Vendor releases insights into position of UK IT leaders on artificial intelligence, with the overwhelming majority keen to work with a partner

The artificial intelligence (AI) opportunity for the channel has merged around getting customers ready to deploy and secure technology that continues to evolve.

Research from Hitachi Vantara has underlined the situation many users find themselves in, and the willingness of significant numbers to work with a third-party to help them with their AI strategies.

The headline findings from the firm’s annual State of data infrastructure global report, which collects opinions from IT leaders at UK businesses, found that 77% were struggling with data complexity rising too fast to manage.

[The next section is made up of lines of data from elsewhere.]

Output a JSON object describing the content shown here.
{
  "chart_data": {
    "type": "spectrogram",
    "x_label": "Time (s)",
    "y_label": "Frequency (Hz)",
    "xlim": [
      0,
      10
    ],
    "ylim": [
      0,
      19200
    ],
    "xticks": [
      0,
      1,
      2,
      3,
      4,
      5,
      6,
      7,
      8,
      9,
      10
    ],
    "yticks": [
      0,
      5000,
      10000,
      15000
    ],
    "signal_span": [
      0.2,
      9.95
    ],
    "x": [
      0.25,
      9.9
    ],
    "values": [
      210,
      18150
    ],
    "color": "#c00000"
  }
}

Rising data volumes, increased AI use and the introduction of more platforms had consequences for security.

The vendor also found significant numbers were looking to work with channel partners to share the burden of AI, with security concerns around the technology the factor keeping most awake at night.

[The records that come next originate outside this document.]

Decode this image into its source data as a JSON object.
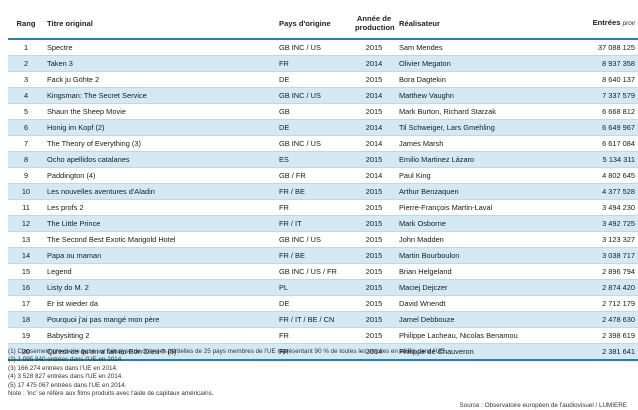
{
  "headers": {
    "rang": "Rang",
    "titre": "Titre original",
    "pays": "Pays d'origine",
    "annee_line1": "Année de",
    "annee_line2": "production",
    "realisateur": "Réalisateur",
    "entrees": "Entrées",
    "entrees_prov": "prov"
  },
  "rows": [
    {
      "rang": "1",
      "titre": "Spectre",
      "pays": "GB INC / US",
      "annee": "2015",
      "realisateur": "Sam Mendes",
      "entrees": "37 088 125"
    },
    {
      "rang": "2",
      "titre": "Taken 3",
      "pays": "FR",
      "annee": "2014",
      "realisateur": "Olivier Megaton",
      "entrees": "8 937 358"
    },
    {
      "rang": "3",
      "titre": "Fack ju Göhte 2",
      "pays": "DE",
      "annee": "2015",
      "realisateur": "Bora Dagtekin",
      "entrees": "8 640 137"
    },
    {
      "rang": "4",
      "titre": "Kingsman: The Secret Service",
      "pays": "GB INC / US",
      "annee": "2014",
      "realisateur": "Matthew Vaughn",
      "entrees": "7 337 579"
    },
    {
      "rang": "5",
      "titre": "Shaun the Sheep Movie",
      "pays": "GB",
      "annee": "2015",
      "realisateur": "Mark Burton, Richard Starzak",
      "entrees": "6 668 812"
    },
    {
      "rang": "6",
      "titre": "Honig im Kopf (2)",
      "pays": "DE",
      "annee": "2014",
      "realisateur": "Til Schweiger, Lars Gmehling",
      "entrees": "6 649 967"
    },
    {
      "rang": "7",
      "titre": "The Theory of Everything (3)",
      "pays": "GB INC / US",
      "annee": "2014",
      "realisateur": "James Marsh",
      "entrees": "6 617 084"
    },
    {
      "rang": "8",
      "titre": "Ocho apellidos catalanes",
      "pays": "ES",
      "annee": "2015",
      "realisateur": "Emilio Martinez Lázaro",
      "entrees": "5 134 311"
    },
    {
      "rang": "9",
      "titre": "Paddington (4)",
      "pays": "GB / FR",
      "annee": "2014",
      "realisateur": "Paul King",
      "entrees": "4 802 645"
    },
    {
      "rang": "10",
      "titre": "Les nouvelles aventures d'Aladin",
      "pays": "FR / BE",
      "annee": "2015",
      "realisateur": "Arthur Benzaquen",
      "entrees": "4 377 528"
    },
    {
      "rang": "11",
      "titre": "Les profs 2",
      "pays": "FR",
      "annee": "2015",
      "realisateur": "Pierre-François Martin-Laval",
      "entrees": "3 494 230"
    },
    {
      "rang": "12",
      "titre": "The Little Prince",
      "pays": "FR / IT",
      "annee": "2015",
      "realisateur": "Mark Osborne",
      "entrees": "3 492 725"
    },
    {
      "rang": "13",
      "titre": "The Second Best Exotic Marigold Hotel",
      "pays": "GB INC / US",
      "annee": "2015",
      "realisateur": "John Madden",
      "entrees": "3 123 327"
    },
    {
      "rang": "14",
      "titre": "Papa ou maman",
      "pays": "FR / BE",
      "annee": "2015",
      "realisateur": "Martin Bourboulon",
      "entrees": "3 038 717"
    },
    {
      "rang": "15",
      "titre": "Legend",
      "pays": "GB INC / US / FR",
      "annee": "2015",
      "realisateur": "Brian Helgeland",
      "entrees": "2 896 794"
    },
    {
      "rang": "16",
      "titre": "Listy do M. 2",
      "pays": "PL",
      "annee": "2015",
      "realisateur": "Maciej Dejczer",
      "entrees": "2 874 420"
    },
    {
      "rang": "17",
      "titre": "Er ist wieder da",
      "pays": "DE",
      "annee": "2015",
      "realisateur": "David Wnendt",
      "entrees": "2 712 179"
    },
    {
      "rang": "18",
      "titre": "Pourquoi j'ai pas mangé mon père",
      "pays": "FR / IT / BE / CN",
      "annee": "2015",
      "realisateur": "Jamel Debbouze",
      "entrees": "2 478 630"
    },
    {
      "rang": "19",
      "titre": "Babysitting 2",
      "pays": "FR",
      "annee": "2015",
      "realisateur": "Philippe Lacheau, Nicolas Benamou",
      "entrees": "2 398 619"
    },
    {
      "rang": "20",
      "titre": "Qu'est-ce qu'on a fait au Bon Dieu ? (5)",
      "pays": "FR",
      "annee": "2014",
      "realisateur": "Philippe de Chauveron",
      "entrees": "2 381 641"
    }
  ],
  "notes": [
    "(1)  Classement provisoire basé sur l'analyse de données partielles de 25 pays membres de l'UE représentant 90 % de toutes les entrées en salles dans l'UE.",
    "(2) 1 095 840 entrées dans l'UE en 2014.",
    "(3) 166 274 entrées dans l'UE en 2014.",
    "(4) 3 528 827 entrées dans l'UE en 2014.",
    "(5) 17 475 067 entrées dans l'UE en 2014.",
    "Note : 'inc' se réfère aux films produits avec l'aide de capitaux américains."
  ],
  "source": "Source : Observatoire européen de l'audiovisuel / LUMIERE"
}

The research highlighted that security was the top issue for users, with many feeling that so far, AI had benefitted the cyber criminals rather than their targets, with 67% of UK leaders placing data security as their top concern.

The response from many users was to run sensitive workloads on their private clouds, but it is not just because of security, with questions of data sovereignty rising up the agenda and forcing public cloud usage to fall.

Lee Nolan, general manager for the UK and Ireland at Hitachi Vantara, said the results showed there was a clear need for partners as customers wrestled with complexity and security.

“While ambition for AI is widespread, our research shows that organisations are struggling to translate strategy into operational reality,” he said. “As data environments grow more complex and the demands placed on them intensify, resilience, availability and operational maturity have emerged as the defining factors separating AI leaders from the rest of the market.

“The report reveals a significant capability gap beneath the surface of AI adoption,” said Nolan. “Almost all organisations recognise the challenge: 94% say they urgently need third-party support to manage increasingly complex data infrastructure. This reflects not a lack of access to AI technologies, but a growing strain on the systems, skills and operating models required to run them at scale.

“That strain is most visible in the maturity divide identified in the research,” he added. “Among optimised organisations, 89% operate with high-availability design, conduct regular resilience testing, and use AI-driven operations to maintain performance and continuity. By contrast, just 20% of emerging organisations demonstrate the same level of operational robustness.”

Nolan said the combination of security concerns, fears return on investment would not be realised and the general complexities of deploying and managing AI gave partners clear areas to provide support.

“This is where channel partners become critical,” he said. “The findings highlight a clear and growing opportunity for partners to help organisations bridge the gap between ambition and execution.

“By providing specialist expertise across data infrastructure, resilience and AI operations, channel partners can support customers in moving from experimentation to optimisation. In doing so, they enable organisations to transform data strategy into stable, AI-ready environments that deliver real-world value while positioning themselves as essential enablers of the next phase of AI adoption.”